Babenco, Alguém Tem que Ouvir o Coração e Dizer: Parou

O afeto possui nome

Por Vitor Velloso

Durante a Mostra de São Paulo 2019

Olhar nos olhos de alguém e saber que o carinho ali presente é genuíno, revitaliza qualquer pessoa. Ao vermos como Babenco olha para Bárbara Paz e como ela o filma, é impossível não notar que cada ato é de uma delicadeza fatalista. O adjetivo não se refere a saúde em si, mas a uma natureza tão intensa que recusa palavras e encontra o fim na esquina da felicidade.

Quando olhamos para o companheiro ou companheira e enxergamos uma admiração pela pessoa, uma necessidade de simbiose de todas as maneiras, uma vontade de morrer enquanto ama até que as forças se esgotem, não importa de quem. Não permitir que haja perdas por excesso, mas sentir que a hipérbole atravessa ambos com uma volatilidade que nega a sanidade. E que o racionalismo seja mantido de fora da equação, porque a segurança ecoa poesia e as cores acompanham o sorriso espontâneo.

Bárbara, capta isso em seu filme.

Seu documentário “Babenco, Alguém Tem que Ouvir o Coração e Dizer: Parou” está muito acima de uma ode a carreira de Hector Babenco, é uma espécie de declaração fílmica que irá satisfazer parte dos desejos do cineasta. Dar a ele o vislumbre de um sonho que comenta durante a projeção. O ato soa uma despedida, assim como foi o último longa de Babenco. E não diz respeito a indivíduos, mas como são os olhares entre eles e como essa relação se dá em perspectiva da convivência. Uma das maiores belezas é afastar o ato político que poderia se consolidar através de dois artistas, mas Bárbara não permite nada além do afeto e dessa maneira rege as imagens como quem escreve uma carta de amor que ecoa pela sala de cinema e amplia, no ecran, a dimensão dos pequenos gestos, redimensionando de maneira grandiosa a relação.

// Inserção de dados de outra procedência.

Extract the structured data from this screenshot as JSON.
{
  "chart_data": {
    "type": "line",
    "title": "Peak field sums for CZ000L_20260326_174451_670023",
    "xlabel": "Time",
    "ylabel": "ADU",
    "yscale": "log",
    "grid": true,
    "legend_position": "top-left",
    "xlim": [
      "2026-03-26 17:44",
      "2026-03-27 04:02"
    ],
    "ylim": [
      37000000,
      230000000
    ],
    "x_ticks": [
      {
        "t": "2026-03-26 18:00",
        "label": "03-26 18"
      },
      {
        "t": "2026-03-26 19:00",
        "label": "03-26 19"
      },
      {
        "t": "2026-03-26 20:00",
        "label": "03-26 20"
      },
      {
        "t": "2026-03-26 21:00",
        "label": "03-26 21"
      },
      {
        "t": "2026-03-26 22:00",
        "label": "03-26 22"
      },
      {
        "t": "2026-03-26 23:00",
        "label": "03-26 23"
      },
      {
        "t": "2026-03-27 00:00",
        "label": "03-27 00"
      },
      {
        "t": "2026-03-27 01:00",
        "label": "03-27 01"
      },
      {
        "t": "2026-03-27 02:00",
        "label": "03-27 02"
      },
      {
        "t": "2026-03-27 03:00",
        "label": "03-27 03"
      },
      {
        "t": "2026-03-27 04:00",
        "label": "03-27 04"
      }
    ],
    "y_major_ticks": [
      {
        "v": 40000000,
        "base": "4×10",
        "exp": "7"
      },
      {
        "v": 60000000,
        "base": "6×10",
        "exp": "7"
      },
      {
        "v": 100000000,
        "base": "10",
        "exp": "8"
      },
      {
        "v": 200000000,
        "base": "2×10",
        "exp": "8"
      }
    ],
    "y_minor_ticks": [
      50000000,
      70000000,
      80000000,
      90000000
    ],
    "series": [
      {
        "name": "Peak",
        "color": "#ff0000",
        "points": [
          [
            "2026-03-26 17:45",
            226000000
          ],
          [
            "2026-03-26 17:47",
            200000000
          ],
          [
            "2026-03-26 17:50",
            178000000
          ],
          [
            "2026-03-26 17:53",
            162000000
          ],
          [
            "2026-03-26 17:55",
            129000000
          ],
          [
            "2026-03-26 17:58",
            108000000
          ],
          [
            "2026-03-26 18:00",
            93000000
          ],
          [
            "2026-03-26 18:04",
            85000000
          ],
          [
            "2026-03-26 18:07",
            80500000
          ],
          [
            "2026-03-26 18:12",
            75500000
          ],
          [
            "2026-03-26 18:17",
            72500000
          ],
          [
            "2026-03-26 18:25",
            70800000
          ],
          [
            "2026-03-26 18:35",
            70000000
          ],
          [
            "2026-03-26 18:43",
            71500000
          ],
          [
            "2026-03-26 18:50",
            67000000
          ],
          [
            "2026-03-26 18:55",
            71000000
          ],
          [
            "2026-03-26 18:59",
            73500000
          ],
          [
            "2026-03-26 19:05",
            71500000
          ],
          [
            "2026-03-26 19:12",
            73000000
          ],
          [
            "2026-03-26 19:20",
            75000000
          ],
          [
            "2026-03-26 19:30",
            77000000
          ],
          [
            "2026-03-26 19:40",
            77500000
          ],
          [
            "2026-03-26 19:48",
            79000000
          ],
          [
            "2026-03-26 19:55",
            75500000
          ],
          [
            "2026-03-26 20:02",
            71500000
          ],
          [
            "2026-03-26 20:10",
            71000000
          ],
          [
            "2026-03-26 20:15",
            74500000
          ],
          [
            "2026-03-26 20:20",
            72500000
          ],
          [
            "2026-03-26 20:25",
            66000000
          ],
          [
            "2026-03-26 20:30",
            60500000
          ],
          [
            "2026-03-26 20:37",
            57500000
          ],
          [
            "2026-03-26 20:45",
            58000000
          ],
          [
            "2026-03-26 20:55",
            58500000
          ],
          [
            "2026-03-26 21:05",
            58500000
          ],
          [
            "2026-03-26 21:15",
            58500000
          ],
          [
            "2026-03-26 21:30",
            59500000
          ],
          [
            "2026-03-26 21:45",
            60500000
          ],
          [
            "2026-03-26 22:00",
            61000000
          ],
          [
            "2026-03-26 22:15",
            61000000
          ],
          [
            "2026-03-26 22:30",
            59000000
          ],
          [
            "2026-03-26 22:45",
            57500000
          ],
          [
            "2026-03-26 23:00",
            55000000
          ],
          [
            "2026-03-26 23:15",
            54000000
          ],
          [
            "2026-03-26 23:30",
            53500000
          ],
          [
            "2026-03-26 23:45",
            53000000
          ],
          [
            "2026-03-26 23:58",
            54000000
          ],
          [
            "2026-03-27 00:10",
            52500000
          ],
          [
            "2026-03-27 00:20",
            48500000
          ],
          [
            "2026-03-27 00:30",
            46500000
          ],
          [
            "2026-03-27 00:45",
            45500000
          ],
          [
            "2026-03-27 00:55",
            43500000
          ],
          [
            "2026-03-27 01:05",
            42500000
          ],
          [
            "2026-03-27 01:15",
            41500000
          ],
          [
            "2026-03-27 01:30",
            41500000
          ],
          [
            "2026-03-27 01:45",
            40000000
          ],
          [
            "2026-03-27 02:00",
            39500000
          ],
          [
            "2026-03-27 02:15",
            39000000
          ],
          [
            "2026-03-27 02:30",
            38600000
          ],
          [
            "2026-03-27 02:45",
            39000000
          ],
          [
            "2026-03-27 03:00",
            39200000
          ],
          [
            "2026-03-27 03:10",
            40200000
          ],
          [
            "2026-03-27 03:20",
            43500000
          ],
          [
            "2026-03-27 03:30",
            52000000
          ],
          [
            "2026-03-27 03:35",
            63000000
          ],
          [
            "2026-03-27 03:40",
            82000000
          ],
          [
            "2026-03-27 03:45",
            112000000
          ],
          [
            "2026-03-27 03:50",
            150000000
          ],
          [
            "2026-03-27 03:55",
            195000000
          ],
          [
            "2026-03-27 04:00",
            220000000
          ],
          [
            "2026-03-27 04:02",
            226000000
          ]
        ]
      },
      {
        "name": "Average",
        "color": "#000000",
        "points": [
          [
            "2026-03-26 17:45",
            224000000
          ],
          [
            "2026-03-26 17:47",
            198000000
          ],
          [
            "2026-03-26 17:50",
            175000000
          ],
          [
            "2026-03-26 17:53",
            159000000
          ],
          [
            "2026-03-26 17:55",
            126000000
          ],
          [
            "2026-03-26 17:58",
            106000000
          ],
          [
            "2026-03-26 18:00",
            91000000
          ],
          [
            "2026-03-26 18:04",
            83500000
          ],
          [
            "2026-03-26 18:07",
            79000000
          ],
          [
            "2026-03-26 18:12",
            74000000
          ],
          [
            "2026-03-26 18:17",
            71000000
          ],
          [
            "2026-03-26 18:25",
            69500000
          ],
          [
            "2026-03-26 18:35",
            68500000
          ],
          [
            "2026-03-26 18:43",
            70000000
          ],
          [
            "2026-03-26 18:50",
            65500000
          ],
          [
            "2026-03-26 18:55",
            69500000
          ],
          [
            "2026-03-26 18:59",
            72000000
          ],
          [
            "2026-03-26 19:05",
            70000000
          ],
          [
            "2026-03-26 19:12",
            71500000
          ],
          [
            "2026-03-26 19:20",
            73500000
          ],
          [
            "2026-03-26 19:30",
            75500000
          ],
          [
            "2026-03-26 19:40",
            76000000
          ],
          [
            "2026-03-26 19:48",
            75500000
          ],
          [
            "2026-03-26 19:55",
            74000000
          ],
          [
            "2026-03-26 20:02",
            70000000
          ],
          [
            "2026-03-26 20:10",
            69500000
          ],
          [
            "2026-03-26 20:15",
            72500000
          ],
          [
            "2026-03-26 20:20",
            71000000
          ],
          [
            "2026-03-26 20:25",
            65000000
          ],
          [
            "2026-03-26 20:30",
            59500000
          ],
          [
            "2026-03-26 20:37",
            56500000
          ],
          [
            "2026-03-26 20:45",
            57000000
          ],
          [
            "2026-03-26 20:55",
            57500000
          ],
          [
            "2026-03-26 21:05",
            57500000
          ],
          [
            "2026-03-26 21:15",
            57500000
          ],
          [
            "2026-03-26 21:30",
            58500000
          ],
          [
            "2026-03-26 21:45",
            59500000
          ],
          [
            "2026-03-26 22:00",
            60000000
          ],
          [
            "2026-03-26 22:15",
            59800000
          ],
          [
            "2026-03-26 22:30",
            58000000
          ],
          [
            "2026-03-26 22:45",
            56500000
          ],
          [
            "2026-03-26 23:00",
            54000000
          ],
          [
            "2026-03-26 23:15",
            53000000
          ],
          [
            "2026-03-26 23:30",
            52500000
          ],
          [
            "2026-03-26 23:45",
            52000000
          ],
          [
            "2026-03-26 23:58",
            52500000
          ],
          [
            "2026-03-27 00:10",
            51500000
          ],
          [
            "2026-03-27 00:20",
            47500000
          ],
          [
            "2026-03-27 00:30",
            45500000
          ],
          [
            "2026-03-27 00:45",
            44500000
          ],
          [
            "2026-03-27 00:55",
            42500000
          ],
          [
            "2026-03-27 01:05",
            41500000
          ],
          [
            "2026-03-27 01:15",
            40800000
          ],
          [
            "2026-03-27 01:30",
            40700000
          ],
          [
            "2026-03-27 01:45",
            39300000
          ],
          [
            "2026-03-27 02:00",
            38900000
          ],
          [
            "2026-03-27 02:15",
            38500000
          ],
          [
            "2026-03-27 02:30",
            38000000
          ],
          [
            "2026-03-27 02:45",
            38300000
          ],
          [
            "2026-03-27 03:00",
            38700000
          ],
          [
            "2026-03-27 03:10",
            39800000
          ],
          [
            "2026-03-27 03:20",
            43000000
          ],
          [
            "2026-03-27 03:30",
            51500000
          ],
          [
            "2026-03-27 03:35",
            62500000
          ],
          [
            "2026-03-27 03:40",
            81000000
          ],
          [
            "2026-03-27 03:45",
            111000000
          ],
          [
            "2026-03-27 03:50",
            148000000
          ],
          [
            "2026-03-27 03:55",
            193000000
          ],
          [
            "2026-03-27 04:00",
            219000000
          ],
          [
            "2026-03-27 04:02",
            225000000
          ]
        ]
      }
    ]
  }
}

Em quesitos formais a diretora assume em seus primeiros minutos, em um diálogo com Hector, que não possui a técnica para filmar aquilo que deseja, e o mesmo tenta explicar de maneira impaciente, mas sem a grosseria de quem não almeja o olhar do outro. É claro, “Babenco, Alguém Tem que Ouvir o Coração e Dizer: Parou” possui então seus recursos intimistas que são limitados pela aproximação do casal, mas não pela parte técnica e sim pela abdicação da autora na interferência de uma terceira pessoa naquela situação, logo, a câmera é enquadrada e dali não sai até que o tempo se esgote. Essa escolha é vigorosa na proposta do documentário por reconhecer que a linguagem convencional e estruturada de um processo cinematográfico como este, pode ser engessadora em sua essência, assim definindo que seu caráter não estará preso há uma concepção pré-definida, a liberdade que se tem em tela é encantadora. Sendo versátil formalmente e concretizando uma verve que sintoniza com as texturas de um amor indefinível.

Por vezes, é possível reconhecer em Bárbara um caráter poético de sua câmera e montagem, passeando por paisagens e cômodos como quem se permite sentir a vida na dança do suspiro. Para além da imagem, o filme possui uma alma com tom que vibra diante do espectador, fazendo este reagir com um breve sorriso constante no rosto, pois ainda que haja momentos onde o tungstênio de nossas vidas domine a estrutura, no fim, sabemos que de ponta a ponta nossos rostos se alegram com a sinceridade que se monta na projeção. Para além desta possibilidade, há uma montagem que busca fragmentos de obras do cineasta e contextualiza à frente do relacionamento, mostrando que a obra é atravessada diretamente pela personalidade de Babenco e este por B. Paz.

“Babenco – Alguém tem que ouvir o coração e dizer parou” é a síntese de como o cinema brasileiro reinventa com frequência a forma documental e consegue criar obras que tocam na alma das pessoas com a delicadeza das relações humanas. Indo tão distante em sua leitura formal que impressiona em cada detalhe. Bárbara Paz entra para o hall das cineastas que devemos acompanhar as produções, pois além dos prêmios de Veneza, deixa uma pérola para o Brasil e pro mundo.